Individual surveys will be reviewed by teammates and the instructor. Each student must give review feedback on Blackboard to a total of 5 students, which should include all fellow team members, plus at least two others. Based on feedback, the team will compile a joint survey reflecting the best work of its members; this is the survey that will be distributed and reported. It is also the survey that will count for the grade of all team members.

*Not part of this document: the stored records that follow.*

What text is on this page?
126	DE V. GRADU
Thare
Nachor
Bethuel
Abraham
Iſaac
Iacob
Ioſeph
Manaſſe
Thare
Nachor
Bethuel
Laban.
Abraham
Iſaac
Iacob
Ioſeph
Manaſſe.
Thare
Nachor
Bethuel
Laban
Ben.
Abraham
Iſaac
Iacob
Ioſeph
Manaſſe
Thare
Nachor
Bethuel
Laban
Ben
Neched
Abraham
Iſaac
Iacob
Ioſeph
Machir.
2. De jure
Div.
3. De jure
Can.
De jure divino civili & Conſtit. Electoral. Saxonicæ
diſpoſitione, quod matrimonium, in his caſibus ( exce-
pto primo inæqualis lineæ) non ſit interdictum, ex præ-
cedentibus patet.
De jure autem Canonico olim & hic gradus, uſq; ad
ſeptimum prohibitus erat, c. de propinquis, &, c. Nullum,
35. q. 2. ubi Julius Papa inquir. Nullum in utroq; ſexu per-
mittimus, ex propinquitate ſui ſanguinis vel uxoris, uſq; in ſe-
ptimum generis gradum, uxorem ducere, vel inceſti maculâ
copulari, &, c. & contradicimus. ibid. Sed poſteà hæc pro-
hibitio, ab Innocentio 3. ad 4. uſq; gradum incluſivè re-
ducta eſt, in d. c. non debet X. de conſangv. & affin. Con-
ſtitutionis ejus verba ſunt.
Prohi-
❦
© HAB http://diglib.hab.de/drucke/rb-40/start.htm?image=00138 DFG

DATA ANALYSIS PLAN AND POST-COLLECTION ANALYSIS
Before you distribute your survey, you must have a plan for how you will analyze the data you gather. This also allows you to double-check that you will be collecting the kinds of information you need for the analyses you intend to perform. The data analysis plan includes a list of the different levels of measurement for your survey questions, a complete coding scheme, and a list of the descriptive and inferential analyses you plan to carry out on your data. Once your data have been collected, you may alter the data plan as needed, but remember that you are limited by the type of data you have collected (and the remaining available time before the final due date).
FINAL SURVEY REPORT
Finally, you will write a report of your research as though addressing a client. The final report will include:
- the problem statement, research questions, and sampling frame (with any changes or adjustments made in the final study);
- the sampling frame, including acknowledgment of potential errors due to the strategies adopted, and an indication of the response rate compared to the original sample size;
- a summary and discussion of the findings based on the data analyses;
- the survey instrument (in an appendix)
The final survey report gives the student the final opportunity to make any necessary adjustments to the various components (where possible: obviously, once administered the survey itself cannot be changed, for example). The survey report should be written in professional report format, including all relevant tables, charts, and references.
For details about the report and what it should include, see the specific instructions on report writing.
More details on the various segments of this assignment will be given as we approach each deadline.
Each segment is due on the date indicated in the syllabus. Please submit your assignment electronically via Blackboard, unless announced otherwise in class. If you have any questions or difficulties that are not resolved during class or lab time, feel free to visit me during office hours, arrange an appointment, or email.
Below is a summary breakdown of the various stages of the survey design project, and the relative weight of each:
|Data analysis plan||25|
|Completed survey report||95|
Extra credit opportunity
For extra credit, a student may submit secondary research pertaining to the research questions.
Scholarly sources from library databases should make up the bulk of the secondary research, since these are the most reliable sources for concept definitions and methodological examples. Each student should identify at least 4 scholarly references that are relevant to the survey project. Citations should be in APA format. A maximum of 25 extra credit points are available.